The portage from South Kawishiwi River to Clear Lake was a quarter mile and of average difficulty as portages go: rocks, a couple of hills, a tree in the middle of the path to bend the canoe around, and two muddy sections to be stepped carefully through, as well as the usual congeries of bugs trapped under the canoe and mosquitoes dive-bombing my head– all pretty standard stuff for the Boundary Waters Canoe Area.
This was day two of the trip, day one having produced no fish, and the portage was already one strike against Clear: the lake owed us two walleyes to make up for the work and mosquito bites it took to get there.
It was easier to fish from islands with my nine-year-old, Aidan, and so we let the wind butt our canoe up against one of the rocky outcroppings and tried both bobber fishing and casting jigs, to no avail. The shore across the narrows from this island was out of the wind, and it had a clear weed line, so I paddled us over to it. As Aidan cast his jig, I tossed a bobber out the back of the canoe. After reorganizing some clutter at my feet, I looked back but couldn’t find my bobber. Hurriedly, I grabbed my pole again, set the hook, and found a pulsing weight at the end of my line. Moments later, I landed a small walleye, torsional and thick with muscle, its coloring both dark and particularly golden to match the tea-colored water.
The beauty of that one fish covered the cost of the portage.
For the next hour, I kept the canoe in place while an almost giddy Aidan cast out his bobber and watched it disappear, set the hook, and reeled in four more dark golden walleyes. Then we paddled to another little rock island where we met another canoe from our group and caught several more fish.
That evening, we filleted the fish and ate a meal of golden walleye fillets cooked over a fire.
It stormed that night, and the storm brought a weather change; the warm southerly wind switched to a stiff Northwester. But we needed fish for day three’s meals, so we set out for Clear Lake once again the next morning. In fact, Aidan and I made the portage there and back not once but twice, facing a cold wind and waves in clothes that were too thin so that we might watch our bobbers go down and reel up dark, golden walleyes.
The whole boundary waters experience is intense: the physical labor of canoeing and camping combined with the leisure of fishing; the balanced canvas of water, rocks, trees, and sky, to say nothing of sunrises, sunsets, storms, and stars.
I hesitate to say that fishing makes me feel most alive, that it makes my heart sing, because it seems cliché. But it does. Especially after a year of academic labors, after trying to untangle the ideas of the world in ways that students will understand, after organizing papers on a desk underneath fluorescent lights and arranging digital schedules on a world wide web, I need to know that a world exists apart from these things. For me, fishing brings me contact with that world. And with God, the creator of that world.

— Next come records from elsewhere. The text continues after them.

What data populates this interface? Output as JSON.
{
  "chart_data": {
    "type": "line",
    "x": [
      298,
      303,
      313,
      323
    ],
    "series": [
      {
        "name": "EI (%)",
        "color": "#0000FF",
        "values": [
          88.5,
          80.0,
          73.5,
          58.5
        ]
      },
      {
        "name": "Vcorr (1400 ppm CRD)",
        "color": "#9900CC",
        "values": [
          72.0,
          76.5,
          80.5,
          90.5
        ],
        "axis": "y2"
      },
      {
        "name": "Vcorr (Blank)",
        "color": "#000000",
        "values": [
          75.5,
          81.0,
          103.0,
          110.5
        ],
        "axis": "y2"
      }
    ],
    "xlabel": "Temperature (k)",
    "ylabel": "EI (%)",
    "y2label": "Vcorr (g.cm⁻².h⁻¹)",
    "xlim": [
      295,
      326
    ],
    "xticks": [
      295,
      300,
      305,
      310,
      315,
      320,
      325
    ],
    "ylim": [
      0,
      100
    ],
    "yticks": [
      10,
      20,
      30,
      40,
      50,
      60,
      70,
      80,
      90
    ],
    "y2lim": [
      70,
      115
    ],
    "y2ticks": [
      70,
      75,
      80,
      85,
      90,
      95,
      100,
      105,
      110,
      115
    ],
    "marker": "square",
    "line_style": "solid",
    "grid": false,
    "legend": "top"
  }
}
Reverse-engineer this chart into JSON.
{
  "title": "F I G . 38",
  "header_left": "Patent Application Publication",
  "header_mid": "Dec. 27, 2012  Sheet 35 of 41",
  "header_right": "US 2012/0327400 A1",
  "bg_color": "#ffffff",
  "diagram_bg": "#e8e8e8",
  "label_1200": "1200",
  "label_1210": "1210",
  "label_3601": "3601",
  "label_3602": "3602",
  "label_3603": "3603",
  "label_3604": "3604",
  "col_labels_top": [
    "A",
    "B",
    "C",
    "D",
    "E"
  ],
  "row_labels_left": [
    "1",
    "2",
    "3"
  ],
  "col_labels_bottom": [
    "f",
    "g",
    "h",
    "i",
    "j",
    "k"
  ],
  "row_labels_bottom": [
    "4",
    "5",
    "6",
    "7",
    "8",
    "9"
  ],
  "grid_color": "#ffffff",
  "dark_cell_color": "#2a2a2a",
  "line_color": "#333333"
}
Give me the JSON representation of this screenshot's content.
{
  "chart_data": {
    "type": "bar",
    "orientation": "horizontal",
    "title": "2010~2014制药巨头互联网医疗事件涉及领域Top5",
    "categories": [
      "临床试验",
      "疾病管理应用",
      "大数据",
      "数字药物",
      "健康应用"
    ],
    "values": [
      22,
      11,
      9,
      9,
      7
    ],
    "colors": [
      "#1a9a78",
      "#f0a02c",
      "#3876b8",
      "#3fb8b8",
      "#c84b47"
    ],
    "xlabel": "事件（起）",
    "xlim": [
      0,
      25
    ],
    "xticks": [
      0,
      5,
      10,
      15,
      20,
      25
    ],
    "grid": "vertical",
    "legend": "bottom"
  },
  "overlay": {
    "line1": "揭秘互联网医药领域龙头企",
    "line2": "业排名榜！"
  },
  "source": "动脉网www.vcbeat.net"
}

And for me, it’s not about some glamorous place. The wonder of the world is tied up in a child, a bobber, and a fish. It was this way, sitting on the rocks of dingy Lake Shetek, that my dad taught be about spiritual life. With patience, with hope in the unseen, even with prayer, we waited, sought contact from an invisible world beneath the surface of the deep. And to feel the weight of a fish, to see a silver crappie or jeweled walleye was to receive a manna-like blessing from a God who sustained us invisibly from somewhere beyond or within this whole magnificent production that we call the world.
For me, too, some of the most deeply satisfying words from scripture are in this vein. The disciples are in what I can only imagine is spiritual limbo: Christ had risen—but what does that mean? And so Peter turns to what he had always known: fishing. After being out all night, they’ve caught nothing until a man on shore—Jesus—tells them to cast their nets out on the other side of the boat. The weight and the pull then must have felt like the fulfillment of prophecy, like the fulfillment of history itself; it must have felt like the bounty of all creation. And Peter leaves his nets once again, wades to shore to find more blessing, “a fire of burning coals there with fish on it, and some bread.” But what the disciples have done is significant too: “Bring some of the fish you have just caught,” Jesus instructs. Then, these comforting words: “Come and have breakfast.”
We cannot live on bread alone, or fish. But we cannot live without them either. We’re called to drop our nets, our poles, and follow Him, but we’re also affirmed in the stuff of the world, in the fish and bread and burning coals to cook them on, and a meal already prepared after a long, dark night.
“Bring some of the fish you have caught,” Jesus says. “Come and have breakfast.”